BANGKOK — Unidentified gunmen attacked anti-government protesters in Bangkok on Thursday, killing two people as Thailand’s rival political factions squared off over who should be prime minister.
Protests aimed at ending the influence of ousted former premier Thaksin Shinawatra have brought occasional violence to Bangkok since November, with no sign of any compromise raising concern about possible intervention by the military.
Witnesses said a small group of men armed with guns and grenades attacked protesters near the Democracy Monument in Bangkok’s old quarter in the early hours of Wednesday. Twenty-one people were injured.
Paradorn Pattanatabut, a security adviser to the prime minister, said he suspected the attack was a reaction to pressure by the anti-government side to force the Senate to appoint a new prime minister.
“There’s dissatisfaction among those who don’t agree with the strategy to get a new prime minister,” Paradorn said.
Thailand’s political log-jam is the latest phase in nearly 10 years of animosity between the Bangkok-based royalist establishment and Thaksin, a former telecommunications billionaire who won huge support among the rural and urban poor.
He was deposed by the military in a 2006 coup and has lived abroad since 2008 but has exerted influence through his loyalists. They include his sister, Yingluck Shinawatra, who lost her job as prime minister last week when the Constitutional Court ruled she had abused power.
Yingluck’s caretaker government remains in office and is aiming to organize an election, tentatively set for July 20, in which it is likely to be voted back into power.
The anti-government side, backed by the establishment who see the populist Thaksin as a corrupt crony capitalist and a threat to their interests, want Yingluck’s caretaker government deposed and a “neutral” interim prime minister appointed.
Anti-government protest leader Suthep Thaugsuban, a former deputy prime minister in a pro-establishment government, said time was running out for the Senate to act.
“If, by Friday … the Senate fails to come up with a solution then the people may have to seize power and set up a people’s assembly on their own,” Suthep told supporters late on Wednesday.
The government sees a general election as the best way out of the crisis that threatens to tip Southeast Asia’s second-biggest economy into recession and has even raised fears of civil war.

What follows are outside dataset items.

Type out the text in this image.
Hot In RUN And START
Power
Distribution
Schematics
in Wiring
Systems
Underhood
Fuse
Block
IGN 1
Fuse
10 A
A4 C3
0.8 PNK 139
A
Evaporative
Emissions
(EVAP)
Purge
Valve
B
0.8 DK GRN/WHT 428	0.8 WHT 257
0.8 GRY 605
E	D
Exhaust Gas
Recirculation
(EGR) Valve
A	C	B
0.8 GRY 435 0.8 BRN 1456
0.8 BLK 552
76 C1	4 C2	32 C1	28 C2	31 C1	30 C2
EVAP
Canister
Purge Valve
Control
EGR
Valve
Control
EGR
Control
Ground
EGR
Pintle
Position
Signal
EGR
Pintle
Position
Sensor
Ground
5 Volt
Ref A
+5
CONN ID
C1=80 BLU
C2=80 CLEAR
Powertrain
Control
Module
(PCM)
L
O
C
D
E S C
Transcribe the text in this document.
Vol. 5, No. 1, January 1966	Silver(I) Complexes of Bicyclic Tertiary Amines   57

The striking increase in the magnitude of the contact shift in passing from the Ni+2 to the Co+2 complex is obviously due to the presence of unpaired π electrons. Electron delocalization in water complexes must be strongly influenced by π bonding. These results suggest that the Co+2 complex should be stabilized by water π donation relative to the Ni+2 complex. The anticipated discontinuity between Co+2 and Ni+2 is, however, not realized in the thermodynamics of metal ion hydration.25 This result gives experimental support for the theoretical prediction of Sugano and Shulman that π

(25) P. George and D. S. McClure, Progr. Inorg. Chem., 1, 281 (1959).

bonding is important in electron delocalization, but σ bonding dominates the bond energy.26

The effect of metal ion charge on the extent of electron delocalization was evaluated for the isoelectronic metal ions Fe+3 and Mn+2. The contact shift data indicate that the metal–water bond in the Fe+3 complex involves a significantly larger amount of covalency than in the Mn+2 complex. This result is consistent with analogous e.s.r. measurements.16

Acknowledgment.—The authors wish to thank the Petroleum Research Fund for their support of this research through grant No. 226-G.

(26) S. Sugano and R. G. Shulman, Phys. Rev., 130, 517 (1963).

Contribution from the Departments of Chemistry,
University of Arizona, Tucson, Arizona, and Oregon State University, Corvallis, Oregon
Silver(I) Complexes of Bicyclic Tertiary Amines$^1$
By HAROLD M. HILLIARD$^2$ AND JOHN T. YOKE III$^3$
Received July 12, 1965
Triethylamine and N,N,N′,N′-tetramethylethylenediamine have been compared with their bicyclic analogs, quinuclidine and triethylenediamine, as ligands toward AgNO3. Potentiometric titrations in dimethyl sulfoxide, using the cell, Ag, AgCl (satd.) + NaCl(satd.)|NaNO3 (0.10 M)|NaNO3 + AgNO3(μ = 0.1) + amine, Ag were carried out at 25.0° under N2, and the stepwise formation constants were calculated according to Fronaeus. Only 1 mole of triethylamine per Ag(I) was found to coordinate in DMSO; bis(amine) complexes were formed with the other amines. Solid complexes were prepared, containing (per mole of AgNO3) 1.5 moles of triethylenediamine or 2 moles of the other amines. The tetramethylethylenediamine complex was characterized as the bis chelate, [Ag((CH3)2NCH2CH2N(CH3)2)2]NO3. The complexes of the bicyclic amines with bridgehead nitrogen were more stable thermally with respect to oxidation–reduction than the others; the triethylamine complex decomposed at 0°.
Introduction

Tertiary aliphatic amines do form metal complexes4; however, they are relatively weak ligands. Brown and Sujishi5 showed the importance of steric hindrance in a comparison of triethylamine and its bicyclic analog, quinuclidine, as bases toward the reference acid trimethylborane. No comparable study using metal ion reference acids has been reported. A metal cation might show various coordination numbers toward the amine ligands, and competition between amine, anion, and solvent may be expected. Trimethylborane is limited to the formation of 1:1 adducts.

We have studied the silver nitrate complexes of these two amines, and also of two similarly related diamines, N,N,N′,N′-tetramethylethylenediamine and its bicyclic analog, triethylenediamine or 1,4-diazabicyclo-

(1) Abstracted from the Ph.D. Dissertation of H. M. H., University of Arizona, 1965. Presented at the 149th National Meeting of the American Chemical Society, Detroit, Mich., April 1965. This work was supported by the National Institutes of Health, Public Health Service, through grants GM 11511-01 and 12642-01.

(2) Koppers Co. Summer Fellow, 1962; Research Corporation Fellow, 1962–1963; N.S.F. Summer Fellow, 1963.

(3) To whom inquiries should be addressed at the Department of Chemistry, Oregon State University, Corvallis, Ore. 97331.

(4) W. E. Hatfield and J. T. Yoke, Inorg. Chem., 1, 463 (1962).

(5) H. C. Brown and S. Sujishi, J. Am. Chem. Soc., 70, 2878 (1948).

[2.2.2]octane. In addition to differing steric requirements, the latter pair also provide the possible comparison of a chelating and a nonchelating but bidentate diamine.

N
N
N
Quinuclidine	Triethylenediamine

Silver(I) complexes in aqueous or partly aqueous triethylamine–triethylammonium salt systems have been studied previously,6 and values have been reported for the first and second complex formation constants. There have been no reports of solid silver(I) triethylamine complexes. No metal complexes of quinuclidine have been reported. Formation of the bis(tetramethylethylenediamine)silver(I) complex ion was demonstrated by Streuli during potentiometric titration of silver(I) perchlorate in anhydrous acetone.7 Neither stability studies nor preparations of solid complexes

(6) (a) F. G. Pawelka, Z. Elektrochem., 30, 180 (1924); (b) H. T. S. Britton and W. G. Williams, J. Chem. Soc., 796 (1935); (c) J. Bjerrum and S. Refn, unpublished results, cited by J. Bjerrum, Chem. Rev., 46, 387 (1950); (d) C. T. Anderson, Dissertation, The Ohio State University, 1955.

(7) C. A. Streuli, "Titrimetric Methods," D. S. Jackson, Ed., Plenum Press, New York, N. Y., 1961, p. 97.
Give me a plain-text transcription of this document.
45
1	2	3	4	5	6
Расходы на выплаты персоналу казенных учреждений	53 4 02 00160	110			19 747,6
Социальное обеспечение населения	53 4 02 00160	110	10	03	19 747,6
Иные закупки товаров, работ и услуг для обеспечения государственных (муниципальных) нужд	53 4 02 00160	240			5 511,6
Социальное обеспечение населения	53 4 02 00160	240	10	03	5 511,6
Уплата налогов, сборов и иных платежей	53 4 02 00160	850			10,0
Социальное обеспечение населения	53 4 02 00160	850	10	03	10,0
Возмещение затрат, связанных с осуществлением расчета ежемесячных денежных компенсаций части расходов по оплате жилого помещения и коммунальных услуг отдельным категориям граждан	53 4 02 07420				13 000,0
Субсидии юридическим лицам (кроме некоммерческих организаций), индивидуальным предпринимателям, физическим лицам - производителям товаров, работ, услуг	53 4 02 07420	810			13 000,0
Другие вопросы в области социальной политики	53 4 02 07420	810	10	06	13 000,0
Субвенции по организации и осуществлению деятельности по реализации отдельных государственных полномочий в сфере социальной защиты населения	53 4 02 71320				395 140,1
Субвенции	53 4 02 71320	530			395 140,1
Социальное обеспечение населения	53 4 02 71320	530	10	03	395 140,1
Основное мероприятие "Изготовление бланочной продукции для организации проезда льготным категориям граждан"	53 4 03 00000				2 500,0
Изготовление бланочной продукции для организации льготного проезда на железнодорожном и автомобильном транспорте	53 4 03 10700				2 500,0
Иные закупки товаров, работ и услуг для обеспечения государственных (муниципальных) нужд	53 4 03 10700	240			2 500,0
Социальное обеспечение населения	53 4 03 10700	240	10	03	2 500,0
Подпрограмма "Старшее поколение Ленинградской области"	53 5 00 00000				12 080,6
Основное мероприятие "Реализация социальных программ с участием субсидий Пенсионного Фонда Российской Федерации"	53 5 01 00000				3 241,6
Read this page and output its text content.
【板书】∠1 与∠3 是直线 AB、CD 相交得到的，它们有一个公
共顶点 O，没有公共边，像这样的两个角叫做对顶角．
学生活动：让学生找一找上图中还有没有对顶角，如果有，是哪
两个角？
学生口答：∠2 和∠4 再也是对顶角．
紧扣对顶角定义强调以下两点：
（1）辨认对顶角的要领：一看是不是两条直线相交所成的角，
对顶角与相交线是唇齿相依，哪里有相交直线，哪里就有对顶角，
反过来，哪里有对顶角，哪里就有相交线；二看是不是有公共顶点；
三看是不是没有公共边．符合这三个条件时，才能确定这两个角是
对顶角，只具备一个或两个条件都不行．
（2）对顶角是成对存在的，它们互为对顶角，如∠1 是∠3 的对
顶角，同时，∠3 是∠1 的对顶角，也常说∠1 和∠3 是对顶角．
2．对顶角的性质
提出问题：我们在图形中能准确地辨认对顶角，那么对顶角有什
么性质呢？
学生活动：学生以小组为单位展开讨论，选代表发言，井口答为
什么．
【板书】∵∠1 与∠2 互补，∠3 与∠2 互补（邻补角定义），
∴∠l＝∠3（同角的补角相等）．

Acting Prime Minister Niwatthamrong Boonsongphaisan is due to meet the Election Commission on Thursday to fix a date for a rerun of a February ballot that the opposition boycotted and disrupted to such an extent it was declared void.
Thaksin’s enemies know the ruling party loyal to him would be highly likely to win another election and they want electoral reform aimed at ending his influence before another vote.
The Shinawatras’ “red shirt” supporters, who are holding a sit-in protest on Bangkok’s western outskirts, have warned of violence if the caretaker government is ousted.
“Suthep has said he will seize power for the people. Well, if he seizes power then we will take it back,” Natthawut Saikua, a leader of the pro-government activists, told Reuters.
The army has a long record of intervening in politics but military chiefs have stayed aloof from this crisis, insisting that politicians must sort out the dispute.
However, more violence would raise the possibility of the military feeling compelled to step in to restore order.